Les dirigeants américains ont beau essayer de mener une guerre sans image (comme ils l'ont fait il y a dix ans en Irak en massacrant plus de 200 000 civils), ils ont beau exiger très officiellement des médias occidentaux une censure rigoureuse sous prétexte de ne pas gêner les opérations militaires, comment être dupes de leurs mensonges ? Leur objectif n'est pas de réduire autant que possible les pertes civiles. Ou alors il ne faudrait pas lâcher des bombes à fragmentation, ces bombes destinées à exploser lorsqu'on les touche et qui sont d'ailleurs de la même couleur que les sacs d'aide humanitaire largués dans les mêmes zones...

L'hypocrisie du gouvernement français

Vue d'ici, la guerre paraît sans doute plus lointaine que vue des Etats-Unis. Le gouvernement Jospin le sait et fait mine de ne pas s'aligner immédiatement derrière les Etats-Unis. Mais il propose néanmoins, et repropose, ses services. Car pour préserver sa place de second couteau, et continuer à avoir une petite influence dans le monde, il faut en être !

Et voyons ces ministres qui se prétendent de gauche, appartenant en particulier aux Verts ou au Parti communiste ! Que disent-ils ? Ils ont beau évoquer mollement les "risques de dérapage" devant les caméras et à l'adresse du public, ils s'illustrent par un silence et une solidarité bien "crasses" dans ce gouvernement !

Pas un sou, pas un homme pour cette sale guerre !

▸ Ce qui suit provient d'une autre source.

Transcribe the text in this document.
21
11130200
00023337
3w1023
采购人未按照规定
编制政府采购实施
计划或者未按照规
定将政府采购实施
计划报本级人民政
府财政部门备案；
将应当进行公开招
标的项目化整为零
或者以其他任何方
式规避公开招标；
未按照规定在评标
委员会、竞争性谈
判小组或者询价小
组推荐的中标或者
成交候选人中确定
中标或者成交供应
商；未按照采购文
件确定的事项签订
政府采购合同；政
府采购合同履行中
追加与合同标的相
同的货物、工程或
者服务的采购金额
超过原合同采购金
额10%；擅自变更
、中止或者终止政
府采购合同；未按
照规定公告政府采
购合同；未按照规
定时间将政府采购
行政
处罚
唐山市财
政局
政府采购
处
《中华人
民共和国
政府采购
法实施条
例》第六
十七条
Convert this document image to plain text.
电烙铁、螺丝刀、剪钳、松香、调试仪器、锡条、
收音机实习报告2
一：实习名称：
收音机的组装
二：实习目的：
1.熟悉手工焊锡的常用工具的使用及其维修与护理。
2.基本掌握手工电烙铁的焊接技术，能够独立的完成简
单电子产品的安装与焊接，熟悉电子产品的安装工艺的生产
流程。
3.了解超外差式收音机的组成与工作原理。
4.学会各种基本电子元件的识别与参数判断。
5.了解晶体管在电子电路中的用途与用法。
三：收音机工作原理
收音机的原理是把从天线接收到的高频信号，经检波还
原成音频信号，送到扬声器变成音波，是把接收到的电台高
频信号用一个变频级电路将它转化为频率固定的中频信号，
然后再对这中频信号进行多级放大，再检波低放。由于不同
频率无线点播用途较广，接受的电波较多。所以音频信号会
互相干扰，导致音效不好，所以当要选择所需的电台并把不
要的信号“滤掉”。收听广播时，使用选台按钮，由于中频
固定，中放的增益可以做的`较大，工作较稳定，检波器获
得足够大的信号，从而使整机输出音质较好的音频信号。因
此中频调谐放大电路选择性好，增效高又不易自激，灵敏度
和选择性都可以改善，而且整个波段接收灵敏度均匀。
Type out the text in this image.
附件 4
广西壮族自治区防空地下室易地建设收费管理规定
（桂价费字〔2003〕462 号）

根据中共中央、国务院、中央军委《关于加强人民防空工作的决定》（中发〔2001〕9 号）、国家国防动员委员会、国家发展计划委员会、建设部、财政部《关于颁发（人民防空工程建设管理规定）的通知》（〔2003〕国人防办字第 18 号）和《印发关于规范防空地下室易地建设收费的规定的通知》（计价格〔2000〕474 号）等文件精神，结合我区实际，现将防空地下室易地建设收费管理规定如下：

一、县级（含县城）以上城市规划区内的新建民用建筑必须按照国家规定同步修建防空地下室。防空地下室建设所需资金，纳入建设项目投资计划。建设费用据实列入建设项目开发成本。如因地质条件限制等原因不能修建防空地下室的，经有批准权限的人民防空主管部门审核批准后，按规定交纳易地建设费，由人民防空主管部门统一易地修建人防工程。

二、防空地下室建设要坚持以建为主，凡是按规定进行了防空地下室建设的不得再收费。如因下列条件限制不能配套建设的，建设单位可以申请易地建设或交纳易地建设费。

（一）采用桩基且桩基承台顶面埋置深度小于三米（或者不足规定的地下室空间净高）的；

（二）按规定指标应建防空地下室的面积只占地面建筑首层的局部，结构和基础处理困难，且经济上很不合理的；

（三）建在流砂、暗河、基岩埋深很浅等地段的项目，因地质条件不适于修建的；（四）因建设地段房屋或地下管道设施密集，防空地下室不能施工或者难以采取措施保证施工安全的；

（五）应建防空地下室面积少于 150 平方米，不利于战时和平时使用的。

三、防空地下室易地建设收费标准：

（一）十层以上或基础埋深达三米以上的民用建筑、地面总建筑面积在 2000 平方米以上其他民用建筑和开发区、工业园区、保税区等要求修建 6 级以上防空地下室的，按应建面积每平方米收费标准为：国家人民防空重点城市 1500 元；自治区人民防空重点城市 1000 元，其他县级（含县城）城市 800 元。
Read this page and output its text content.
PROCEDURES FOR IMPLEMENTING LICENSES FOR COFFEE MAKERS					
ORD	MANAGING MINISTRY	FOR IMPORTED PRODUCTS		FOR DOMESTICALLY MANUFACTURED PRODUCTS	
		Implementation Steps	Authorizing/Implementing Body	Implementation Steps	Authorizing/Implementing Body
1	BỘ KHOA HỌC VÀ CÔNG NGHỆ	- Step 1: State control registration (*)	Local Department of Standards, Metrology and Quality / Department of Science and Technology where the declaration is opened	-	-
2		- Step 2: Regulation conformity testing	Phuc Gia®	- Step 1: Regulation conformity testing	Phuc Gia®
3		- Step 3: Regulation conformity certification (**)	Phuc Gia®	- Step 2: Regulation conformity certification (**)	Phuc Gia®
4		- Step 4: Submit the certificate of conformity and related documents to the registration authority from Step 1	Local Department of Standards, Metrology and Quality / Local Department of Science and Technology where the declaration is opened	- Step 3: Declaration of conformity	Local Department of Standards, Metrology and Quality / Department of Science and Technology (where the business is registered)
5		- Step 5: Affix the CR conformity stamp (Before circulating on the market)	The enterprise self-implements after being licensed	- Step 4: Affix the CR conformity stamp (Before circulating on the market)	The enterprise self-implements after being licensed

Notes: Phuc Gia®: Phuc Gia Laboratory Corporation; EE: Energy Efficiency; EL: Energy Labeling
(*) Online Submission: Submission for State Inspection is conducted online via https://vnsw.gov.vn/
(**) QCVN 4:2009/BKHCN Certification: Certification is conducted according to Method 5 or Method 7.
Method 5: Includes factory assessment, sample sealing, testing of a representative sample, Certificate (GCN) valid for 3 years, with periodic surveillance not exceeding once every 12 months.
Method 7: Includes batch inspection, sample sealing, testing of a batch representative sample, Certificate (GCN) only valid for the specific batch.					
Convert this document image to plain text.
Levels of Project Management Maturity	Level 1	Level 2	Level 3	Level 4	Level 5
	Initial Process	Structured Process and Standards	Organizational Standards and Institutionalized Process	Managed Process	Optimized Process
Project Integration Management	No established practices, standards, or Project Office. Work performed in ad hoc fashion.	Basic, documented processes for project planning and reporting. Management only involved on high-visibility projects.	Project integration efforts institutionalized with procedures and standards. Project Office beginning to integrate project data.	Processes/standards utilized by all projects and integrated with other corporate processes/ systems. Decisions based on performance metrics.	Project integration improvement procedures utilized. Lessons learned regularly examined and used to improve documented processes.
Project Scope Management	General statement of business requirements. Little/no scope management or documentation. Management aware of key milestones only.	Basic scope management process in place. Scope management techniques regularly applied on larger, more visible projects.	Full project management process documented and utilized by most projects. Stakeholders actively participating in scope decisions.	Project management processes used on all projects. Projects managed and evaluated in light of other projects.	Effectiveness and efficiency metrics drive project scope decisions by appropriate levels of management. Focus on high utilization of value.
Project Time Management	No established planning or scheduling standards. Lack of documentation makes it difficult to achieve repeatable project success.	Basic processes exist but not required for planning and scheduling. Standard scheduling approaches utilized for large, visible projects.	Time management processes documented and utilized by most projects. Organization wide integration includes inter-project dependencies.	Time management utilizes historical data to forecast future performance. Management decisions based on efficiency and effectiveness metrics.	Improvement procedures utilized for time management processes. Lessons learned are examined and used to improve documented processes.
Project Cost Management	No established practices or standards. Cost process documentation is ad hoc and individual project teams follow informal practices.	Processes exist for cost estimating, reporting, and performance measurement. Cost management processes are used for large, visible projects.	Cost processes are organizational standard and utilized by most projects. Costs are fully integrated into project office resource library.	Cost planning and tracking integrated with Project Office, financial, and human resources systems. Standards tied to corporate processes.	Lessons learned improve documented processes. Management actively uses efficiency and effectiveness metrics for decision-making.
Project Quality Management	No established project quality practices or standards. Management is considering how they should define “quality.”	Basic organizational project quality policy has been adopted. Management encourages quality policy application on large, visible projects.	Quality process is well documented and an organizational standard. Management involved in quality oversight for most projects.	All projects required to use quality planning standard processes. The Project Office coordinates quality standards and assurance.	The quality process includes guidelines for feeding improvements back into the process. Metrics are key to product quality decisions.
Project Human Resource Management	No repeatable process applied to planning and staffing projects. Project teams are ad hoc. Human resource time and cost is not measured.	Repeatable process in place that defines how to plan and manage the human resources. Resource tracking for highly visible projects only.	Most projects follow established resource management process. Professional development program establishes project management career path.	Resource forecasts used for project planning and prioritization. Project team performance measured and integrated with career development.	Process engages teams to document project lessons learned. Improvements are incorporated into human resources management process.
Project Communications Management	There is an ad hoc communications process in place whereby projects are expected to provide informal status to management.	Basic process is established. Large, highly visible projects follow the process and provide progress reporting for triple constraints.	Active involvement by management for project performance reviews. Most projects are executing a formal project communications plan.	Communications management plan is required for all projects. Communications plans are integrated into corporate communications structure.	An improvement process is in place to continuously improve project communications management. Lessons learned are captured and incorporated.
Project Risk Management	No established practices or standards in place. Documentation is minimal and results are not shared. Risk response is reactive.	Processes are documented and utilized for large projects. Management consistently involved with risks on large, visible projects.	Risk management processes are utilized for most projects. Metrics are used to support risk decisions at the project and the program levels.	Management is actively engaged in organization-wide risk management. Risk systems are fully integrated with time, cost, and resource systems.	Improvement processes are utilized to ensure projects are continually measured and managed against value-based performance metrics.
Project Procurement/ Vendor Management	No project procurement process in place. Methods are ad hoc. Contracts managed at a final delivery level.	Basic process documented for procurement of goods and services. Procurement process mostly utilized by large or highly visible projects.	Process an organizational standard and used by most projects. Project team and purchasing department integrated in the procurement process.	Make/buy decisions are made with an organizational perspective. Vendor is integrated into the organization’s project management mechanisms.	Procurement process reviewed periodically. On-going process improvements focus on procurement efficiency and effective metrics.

La guerre que mènent les grandes puissances est une guerre destinée à conforter leur droit exclusif à gouverner la planète. C'est une guerre pour préserver un ordre mondial brutal et cynique, destiné à maintenir l'exploitation et l'oppression, pour les profits maxima des grands industriels et banquiers du monde et la fortune de leurs actionnaires. Il faut voir comment les trusts américains, de l'aviation comme des assurances en premier lieu, ont sauté sur le prétexte des événements mondiaux pour licencier en masse et tirer leur épingle d'une récession économique qui avait commencé bien avant les attentats de New York.

Les appels à l'union sacrée n'ont rien d'anodin. On a déjà entendu dire que les salariés seraient bien avisés de renoncer à revendiquer. On a déjà entendu dire que nos libertés passeraient après notre sécurité. Et quoi ? Bientôt au garde-à-vous ? Ne nous laissons pas enrôler ! Même pas un neurone de nos cerveaux !

"Un peuple qui en opprime un autre n'est jamais un peuple libre" disait Marx. C'est en luttant pour un monde plus juste qu'on fera reculer l'influence du fanatisme religieux. Pas en soutenant le despotisme des baïonnettes ou leurs équivalents modernes. C'est notre intérêt de lutter contre cette nouvelle guerre de l'impérialisme.